We implemented the metastore as a relational database Oracle in accordance with the proposed metadata model. Since we have access directly to LUIS data source, we embedded a procedure directly into the data source system that collects metadata about the structure and other metadata properties of tables used to populate the publications system. After source data in XML format are loaded from other data sources, we run a procedure that collects metadata about the structure of XML documents and other metadata properties. Both procedures are able to compare discovered metadata with the information in the metastore and register in the evolution metadata any detected differences.

We defined mappings between data items of the 3 data highway levels. Examples of mappings are given in Table 2. For the sake of clarity, we prefixed names of data items with the corresponding data sources or data highway levels and names of data sets. Question marks denote placeholders for origin data items in the order as they appear in the column Origin Data Items.

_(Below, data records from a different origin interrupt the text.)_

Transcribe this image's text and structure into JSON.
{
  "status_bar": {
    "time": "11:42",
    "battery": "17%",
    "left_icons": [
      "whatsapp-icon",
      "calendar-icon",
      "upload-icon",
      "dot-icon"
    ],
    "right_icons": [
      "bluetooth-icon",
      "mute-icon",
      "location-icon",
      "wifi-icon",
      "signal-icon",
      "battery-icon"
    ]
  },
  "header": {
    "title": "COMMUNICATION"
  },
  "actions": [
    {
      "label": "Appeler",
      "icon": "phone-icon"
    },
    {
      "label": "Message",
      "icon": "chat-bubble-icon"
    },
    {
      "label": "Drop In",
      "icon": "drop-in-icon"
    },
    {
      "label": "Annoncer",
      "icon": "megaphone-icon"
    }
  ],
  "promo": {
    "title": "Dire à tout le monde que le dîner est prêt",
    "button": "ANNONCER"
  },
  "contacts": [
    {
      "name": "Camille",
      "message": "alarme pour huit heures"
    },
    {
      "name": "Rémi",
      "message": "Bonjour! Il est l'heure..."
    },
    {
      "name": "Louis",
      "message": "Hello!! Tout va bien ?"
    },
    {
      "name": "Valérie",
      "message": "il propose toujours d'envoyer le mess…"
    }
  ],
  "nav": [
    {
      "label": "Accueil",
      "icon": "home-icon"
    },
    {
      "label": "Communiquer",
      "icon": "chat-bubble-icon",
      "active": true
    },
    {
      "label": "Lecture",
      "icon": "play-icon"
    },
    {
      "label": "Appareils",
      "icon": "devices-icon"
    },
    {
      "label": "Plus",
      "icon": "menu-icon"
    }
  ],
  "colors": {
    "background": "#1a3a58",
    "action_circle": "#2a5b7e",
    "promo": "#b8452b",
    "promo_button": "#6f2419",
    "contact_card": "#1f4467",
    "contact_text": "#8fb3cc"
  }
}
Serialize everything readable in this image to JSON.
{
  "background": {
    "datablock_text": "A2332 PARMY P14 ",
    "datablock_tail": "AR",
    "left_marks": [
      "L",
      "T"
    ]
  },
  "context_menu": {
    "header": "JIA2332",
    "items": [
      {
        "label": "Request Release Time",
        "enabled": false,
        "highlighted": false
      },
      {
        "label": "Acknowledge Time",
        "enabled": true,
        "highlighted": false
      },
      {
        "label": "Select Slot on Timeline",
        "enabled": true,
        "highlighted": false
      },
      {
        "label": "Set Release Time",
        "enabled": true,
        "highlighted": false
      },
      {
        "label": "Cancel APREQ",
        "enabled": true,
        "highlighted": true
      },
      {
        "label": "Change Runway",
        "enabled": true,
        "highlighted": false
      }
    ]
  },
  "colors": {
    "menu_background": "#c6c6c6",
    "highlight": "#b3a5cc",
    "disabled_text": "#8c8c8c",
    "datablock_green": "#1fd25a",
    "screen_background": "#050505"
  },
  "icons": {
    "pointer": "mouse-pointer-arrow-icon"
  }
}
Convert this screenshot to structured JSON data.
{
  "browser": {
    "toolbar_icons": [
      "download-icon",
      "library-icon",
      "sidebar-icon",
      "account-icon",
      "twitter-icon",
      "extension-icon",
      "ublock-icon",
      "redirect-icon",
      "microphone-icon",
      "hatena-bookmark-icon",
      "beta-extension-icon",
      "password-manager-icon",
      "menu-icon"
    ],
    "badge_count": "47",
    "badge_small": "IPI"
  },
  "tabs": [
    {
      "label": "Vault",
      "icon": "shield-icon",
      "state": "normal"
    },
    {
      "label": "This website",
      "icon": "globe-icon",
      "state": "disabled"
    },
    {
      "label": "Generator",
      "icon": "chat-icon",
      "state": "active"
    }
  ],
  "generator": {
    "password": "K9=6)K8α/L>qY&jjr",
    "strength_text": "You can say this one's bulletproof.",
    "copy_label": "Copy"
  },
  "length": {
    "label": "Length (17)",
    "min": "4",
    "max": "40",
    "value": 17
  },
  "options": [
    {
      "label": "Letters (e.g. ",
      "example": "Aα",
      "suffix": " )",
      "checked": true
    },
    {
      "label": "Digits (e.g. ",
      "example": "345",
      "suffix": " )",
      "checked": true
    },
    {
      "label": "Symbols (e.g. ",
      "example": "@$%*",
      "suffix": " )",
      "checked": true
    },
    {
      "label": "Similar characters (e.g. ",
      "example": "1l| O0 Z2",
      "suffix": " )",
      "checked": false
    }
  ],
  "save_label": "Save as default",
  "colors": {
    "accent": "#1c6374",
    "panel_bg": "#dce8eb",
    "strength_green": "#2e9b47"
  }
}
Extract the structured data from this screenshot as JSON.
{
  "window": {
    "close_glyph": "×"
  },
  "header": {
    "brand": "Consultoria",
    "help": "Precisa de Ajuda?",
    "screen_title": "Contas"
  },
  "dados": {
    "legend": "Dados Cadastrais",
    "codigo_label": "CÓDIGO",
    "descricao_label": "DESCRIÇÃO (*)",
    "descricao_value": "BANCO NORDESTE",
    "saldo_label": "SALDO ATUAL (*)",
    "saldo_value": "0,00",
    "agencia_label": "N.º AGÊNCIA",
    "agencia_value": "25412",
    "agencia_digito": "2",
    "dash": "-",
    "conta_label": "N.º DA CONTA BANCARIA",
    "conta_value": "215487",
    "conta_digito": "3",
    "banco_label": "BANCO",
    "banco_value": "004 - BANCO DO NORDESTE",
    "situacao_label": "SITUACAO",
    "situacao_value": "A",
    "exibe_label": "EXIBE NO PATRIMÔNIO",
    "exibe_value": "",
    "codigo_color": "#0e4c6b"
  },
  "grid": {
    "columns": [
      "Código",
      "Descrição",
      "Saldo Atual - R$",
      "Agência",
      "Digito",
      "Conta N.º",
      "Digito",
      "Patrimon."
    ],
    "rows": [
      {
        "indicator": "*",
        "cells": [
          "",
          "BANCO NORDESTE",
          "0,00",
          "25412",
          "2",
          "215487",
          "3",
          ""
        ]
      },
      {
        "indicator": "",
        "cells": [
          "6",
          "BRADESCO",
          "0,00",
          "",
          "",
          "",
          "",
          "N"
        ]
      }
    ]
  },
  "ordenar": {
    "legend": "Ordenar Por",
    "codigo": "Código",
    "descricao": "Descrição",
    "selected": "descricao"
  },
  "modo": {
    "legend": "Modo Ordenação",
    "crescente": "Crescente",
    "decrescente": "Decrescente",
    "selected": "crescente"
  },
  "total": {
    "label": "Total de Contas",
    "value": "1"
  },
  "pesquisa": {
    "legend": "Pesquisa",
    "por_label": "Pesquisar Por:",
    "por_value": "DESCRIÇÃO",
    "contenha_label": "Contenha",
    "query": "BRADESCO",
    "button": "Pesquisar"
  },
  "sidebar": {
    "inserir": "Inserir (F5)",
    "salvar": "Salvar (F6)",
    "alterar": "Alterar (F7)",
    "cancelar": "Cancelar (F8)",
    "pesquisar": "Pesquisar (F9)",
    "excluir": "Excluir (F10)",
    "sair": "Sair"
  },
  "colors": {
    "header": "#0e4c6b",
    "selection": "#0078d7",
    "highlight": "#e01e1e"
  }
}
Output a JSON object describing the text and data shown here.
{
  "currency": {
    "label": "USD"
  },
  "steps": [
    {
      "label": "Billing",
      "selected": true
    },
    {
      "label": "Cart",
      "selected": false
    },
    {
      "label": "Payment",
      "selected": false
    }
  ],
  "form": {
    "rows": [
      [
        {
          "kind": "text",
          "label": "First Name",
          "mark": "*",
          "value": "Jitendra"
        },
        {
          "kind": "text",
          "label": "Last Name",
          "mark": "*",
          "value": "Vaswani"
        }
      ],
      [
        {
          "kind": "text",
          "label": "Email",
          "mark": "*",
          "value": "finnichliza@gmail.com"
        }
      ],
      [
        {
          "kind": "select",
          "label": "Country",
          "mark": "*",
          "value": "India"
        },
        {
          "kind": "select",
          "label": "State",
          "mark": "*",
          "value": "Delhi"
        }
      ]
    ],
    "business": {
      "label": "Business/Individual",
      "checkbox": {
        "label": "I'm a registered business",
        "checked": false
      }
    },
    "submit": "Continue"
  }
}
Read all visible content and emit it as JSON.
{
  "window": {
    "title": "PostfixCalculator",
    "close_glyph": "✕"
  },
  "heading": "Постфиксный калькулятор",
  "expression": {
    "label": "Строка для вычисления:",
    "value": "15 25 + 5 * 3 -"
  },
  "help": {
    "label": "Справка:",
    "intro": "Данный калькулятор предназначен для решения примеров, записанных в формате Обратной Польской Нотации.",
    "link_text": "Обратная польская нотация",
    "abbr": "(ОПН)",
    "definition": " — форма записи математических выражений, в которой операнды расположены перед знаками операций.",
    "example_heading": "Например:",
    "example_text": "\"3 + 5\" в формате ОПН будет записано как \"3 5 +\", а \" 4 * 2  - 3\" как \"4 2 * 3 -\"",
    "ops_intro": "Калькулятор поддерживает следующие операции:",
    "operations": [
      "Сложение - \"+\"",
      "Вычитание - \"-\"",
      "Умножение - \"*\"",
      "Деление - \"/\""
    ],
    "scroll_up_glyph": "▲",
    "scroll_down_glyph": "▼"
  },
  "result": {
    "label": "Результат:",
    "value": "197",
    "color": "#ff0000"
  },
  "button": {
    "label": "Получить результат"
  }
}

Table 2. Example mappings of the publication system

6.4 Evolution

During operation of the publication system, several changes were discovered during the comparison of the metadata present in the metastore and structure and properties of the data incoming from the data sources. The list of changes with the corresponding metadata additions is presented in Table 3.

Table 3. Changes in the publication system

7 Conclusions and Future Work

In this paper, we presented a system architecture to address the topical problem of evolution in heterogeneous big data sources. The architecture consists of data highway levels that contain data extracted from sources in their original format and gradually transformed and integrated to obtain a structured data warehouse data. The main contribution of this paper is the flexible metadata model that describes the structure and other characteristics of such data sources and data highway levels as well as changes in the structure not only of data sources, but also of data highway levels for the purpose to support data expansion and evolution of user requirements for data. We defined a set of atomic changes and their representations in the model and applied the model in the case study system.

The directions for future work include full implementation of the proposed architecture. We will develop algorithms for automatic and semi-automatic change treatment. We also plan technology improvements to our case study system by incorporating Presto or Spark SQL for data processing to improve performance.